Bertillon was confused. Back in his office, he. reread his presentation of his system, took it apart, put it together again, made subtractions, additions, finally rewrote it in more detail. Once more, he submitted it to the police prefect. This time Andrieux completely lost his temper. “So now clerks tell us how to run the Sûreté! I will teach you a lesson!” Andrieux dashed off a note to Bertillon’s father stating that the young man was mentally unstable, and that he would be fired if he persisted in expounding his cracked theory.

Exasperated, the elder Bertillon summoned his son for a final showdown. Alphonse appeared, not with contrition but with the summary of his system in hand. In an hour, anthropometry had its first convert. Excitedly, the elder Bertillon appealed to the prefect, but to no avail. The Sûreté chief refused to reconsider. It had become a matter of saving face.

Alphonse Bertillon returned to his clerical desk. He dared not mention his system. A single word, and he would be fired. He wanted to remain in the Sûreté desperately now. So he played dumb, and waited. He waited one year, two years, three years. The future seemed hopeless. And then, suddenly, Andrieux was out, and a new police prefect named Camescasse was in.
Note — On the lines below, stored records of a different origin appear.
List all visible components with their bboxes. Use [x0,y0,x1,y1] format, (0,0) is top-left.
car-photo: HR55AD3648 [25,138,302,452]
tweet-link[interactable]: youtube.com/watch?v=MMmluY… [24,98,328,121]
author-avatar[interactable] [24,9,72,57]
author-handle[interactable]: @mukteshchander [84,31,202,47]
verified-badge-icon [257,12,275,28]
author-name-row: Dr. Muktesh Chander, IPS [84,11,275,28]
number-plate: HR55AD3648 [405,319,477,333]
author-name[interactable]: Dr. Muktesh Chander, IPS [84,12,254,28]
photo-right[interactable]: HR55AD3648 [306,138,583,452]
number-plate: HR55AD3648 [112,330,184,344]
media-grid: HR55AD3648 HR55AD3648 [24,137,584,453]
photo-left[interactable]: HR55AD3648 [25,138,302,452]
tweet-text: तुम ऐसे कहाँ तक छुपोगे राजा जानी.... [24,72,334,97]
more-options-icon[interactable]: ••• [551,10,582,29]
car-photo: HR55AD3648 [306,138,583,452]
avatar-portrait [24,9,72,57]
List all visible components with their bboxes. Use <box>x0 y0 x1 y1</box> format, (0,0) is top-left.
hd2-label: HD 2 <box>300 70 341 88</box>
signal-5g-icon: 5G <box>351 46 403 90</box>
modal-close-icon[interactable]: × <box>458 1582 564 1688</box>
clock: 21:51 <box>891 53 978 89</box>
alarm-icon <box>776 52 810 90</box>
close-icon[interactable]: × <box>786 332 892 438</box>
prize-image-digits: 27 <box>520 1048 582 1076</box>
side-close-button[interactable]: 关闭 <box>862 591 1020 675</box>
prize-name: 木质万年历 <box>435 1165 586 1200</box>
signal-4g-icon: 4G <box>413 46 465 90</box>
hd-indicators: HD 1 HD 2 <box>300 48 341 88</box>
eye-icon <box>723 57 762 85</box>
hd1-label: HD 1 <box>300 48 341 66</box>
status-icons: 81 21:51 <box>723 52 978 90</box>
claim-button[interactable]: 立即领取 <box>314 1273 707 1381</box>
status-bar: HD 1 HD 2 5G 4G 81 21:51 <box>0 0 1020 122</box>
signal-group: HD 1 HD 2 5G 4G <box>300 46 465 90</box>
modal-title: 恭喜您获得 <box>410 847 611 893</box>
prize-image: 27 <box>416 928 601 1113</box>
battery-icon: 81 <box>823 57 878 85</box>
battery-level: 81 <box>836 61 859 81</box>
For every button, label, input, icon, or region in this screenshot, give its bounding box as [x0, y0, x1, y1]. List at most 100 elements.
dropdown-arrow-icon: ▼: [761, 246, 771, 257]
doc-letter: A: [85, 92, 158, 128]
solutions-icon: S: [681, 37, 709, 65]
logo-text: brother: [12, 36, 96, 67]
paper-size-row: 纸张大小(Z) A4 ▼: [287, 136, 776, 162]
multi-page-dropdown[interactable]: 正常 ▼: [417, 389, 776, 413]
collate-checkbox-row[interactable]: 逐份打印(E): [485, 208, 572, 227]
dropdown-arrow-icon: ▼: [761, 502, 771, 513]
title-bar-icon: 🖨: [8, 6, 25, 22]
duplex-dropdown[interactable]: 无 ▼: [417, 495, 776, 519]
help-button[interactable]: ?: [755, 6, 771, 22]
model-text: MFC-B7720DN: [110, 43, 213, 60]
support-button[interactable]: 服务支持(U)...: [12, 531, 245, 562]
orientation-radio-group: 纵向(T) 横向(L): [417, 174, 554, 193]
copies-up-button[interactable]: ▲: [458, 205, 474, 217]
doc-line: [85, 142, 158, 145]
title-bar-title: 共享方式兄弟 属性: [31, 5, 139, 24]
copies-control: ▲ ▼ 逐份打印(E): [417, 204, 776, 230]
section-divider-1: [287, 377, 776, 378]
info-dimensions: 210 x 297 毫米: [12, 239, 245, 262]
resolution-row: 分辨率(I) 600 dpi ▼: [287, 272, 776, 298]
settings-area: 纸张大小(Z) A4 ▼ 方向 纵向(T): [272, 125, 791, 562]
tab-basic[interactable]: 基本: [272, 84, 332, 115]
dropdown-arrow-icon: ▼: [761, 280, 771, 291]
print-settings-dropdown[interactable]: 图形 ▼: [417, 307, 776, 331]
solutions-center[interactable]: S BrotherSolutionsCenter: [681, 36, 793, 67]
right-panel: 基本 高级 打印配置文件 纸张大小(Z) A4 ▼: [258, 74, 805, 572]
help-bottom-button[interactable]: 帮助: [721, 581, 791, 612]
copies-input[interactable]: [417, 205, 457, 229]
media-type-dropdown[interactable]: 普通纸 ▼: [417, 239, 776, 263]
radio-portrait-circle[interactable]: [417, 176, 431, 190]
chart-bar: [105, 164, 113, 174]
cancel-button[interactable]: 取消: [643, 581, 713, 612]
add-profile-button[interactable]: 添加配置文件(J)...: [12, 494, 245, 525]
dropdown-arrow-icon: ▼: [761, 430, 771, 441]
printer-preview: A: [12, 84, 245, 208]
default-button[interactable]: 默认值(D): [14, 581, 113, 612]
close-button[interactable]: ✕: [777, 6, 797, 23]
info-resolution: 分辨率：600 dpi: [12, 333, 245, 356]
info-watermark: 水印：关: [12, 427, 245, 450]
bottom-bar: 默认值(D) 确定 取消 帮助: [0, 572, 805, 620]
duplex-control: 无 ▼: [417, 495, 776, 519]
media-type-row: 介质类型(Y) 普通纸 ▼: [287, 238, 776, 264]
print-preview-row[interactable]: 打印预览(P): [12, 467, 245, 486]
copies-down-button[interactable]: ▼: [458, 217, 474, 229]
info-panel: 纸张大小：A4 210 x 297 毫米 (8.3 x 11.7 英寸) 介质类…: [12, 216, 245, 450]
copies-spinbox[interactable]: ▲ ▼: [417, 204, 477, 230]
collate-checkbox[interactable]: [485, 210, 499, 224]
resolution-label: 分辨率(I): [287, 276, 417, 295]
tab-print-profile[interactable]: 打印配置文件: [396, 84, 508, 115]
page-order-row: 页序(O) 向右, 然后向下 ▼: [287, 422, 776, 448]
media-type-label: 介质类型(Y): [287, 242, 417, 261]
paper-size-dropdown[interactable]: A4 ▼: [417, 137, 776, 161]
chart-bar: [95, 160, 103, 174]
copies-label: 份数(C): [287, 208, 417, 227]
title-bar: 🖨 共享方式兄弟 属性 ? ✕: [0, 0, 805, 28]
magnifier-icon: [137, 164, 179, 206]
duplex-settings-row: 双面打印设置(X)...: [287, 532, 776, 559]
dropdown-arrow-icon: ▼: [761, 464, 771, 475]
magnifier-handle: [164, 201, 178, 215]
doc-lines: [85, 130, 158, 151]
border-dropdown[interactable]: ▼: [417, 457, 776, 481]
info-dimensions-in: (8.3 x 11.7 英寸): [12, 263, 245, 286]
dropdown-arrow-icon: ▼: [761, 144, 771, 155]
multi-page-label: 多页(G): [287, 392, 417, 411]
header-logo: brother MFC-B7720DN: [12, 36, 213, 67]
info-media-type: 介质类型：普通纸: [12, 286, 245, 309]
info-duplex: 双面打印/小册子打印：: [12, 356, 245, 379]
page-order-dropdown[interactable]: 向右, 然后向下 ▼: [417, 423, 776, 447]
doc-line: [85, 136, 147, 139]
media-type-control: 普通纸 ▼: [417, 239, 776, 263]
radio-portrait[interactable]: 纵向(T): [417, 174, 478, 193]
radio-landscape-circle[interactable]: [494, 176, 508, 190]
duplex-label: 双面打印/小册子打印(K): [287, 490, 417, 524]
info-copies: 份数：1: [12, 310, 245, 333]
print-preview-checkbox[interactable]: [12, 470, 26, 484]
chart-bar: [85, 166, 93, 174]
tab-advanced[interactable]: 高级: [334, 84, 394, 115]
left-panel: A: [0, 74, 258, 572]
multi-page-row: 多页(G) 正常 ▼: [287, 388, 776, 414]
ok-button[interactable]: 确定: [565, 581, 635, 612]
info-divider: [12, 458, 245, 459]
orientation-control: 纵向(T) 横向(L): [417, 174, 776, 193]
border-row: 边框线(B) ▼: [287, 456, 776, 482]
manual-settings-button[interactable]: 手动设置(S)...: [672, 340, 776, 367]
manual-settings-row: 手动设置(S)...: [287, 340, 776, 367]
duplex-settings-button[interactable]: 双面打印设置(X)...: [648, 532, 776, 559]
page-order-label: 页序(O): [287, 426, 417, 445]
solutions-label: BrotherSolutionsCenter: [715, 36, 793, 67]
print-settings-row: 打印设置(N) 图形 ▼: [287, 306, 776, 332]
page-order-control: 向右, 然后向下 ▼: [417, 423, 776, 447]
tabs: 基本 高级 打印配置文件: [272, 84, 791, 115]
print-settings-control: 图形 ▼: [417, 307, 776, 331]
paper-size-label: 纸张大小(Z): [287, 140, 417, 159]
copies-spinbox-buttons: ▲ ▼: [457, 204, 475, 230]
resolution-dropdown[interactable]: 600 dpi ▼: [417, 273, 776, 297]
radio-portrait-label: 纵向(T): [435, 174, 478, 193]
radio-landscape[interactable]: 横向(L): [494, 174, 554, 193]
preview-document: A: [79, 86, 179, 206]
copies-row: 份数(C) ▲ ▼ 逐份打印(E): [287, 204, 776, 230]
Once again, Bertillon presented his revolutionary system. The new prefect listened with a tolerant smile, admitted that he realized the importance of what Bertillon was trying to do, admitted also that he had not the slightest comprehension of how Bertillon planned to do it. But he was impressed by the young clerk’s enthusiasm. “Monsieur Bertillon, you shall have your chance. I will give you exactly three months. If in three months your identity system has caught one recidivist, the Sûreté will permanently adopt it. If in three months it has caught none, you are to drop it forever and never bother us again. That is the gamble I offer. Are you satisfied?”

Three months did not seem enough. Bertillon hesitated. But it was this or nothing. “I accept, sir. You shall have at least one criminal because of my system in three months. And, thank you, sir!”

On the morning of December 13, 1882, Bertillon introduced the world’s first scientific system of classifying criminals. Bertillon began by forcing each offender into a revolving chair, which is still used at the Sûreté today, and taking a series of 24-by-30-inch glass-plate photographs. Until that date, the Sûreté had photographed about 60,000 criminals, stiff, full-faced, unrevealing portraits. Bertillon changed all that He introduced, despite the difficulties presented by time exposure, a pioneer form of candid photography. Convicts were photographed informally, in natural poses. Bertillon played down the standard full-faced picture, which he felt distorted the appearance, especially of the nose. Instead, he concentrated on profiles, which he felt gave police a more honest view of a man’s brow, nose, chin. Also, he snapped close-ups of prominent facial features.

Next, Bertillon applied his system of recording physiological statistics. Each man’s head, right ear, left middle finger, left forearm, and left foot were carefully measured and noted. The measurements were taken three times and averaged, except in the case of the head, where all three measurements had to agree exactly. There were other measurements: left index finger, arm spread, chest girth, height. Physical oddities, like moles and scars, were jotted down. Even the exact shade of the eyes was recorded; Bertillon felt the color of adult eyes never changed. All of this was placed on an index card, and, with the photographs, classified and filed according to a clever system of size groupings Bertillon had created. The file which Bertillon inaugurated that first day, sixty-seven years ago, may still be seen in the Sûreté Identity Department, above the Summary Courts of the Palais de Justice in Paris—except that, today, these files contain ten million cards, with names now classified phonetically instead of alphabetically, each record being kept on file for ninety years.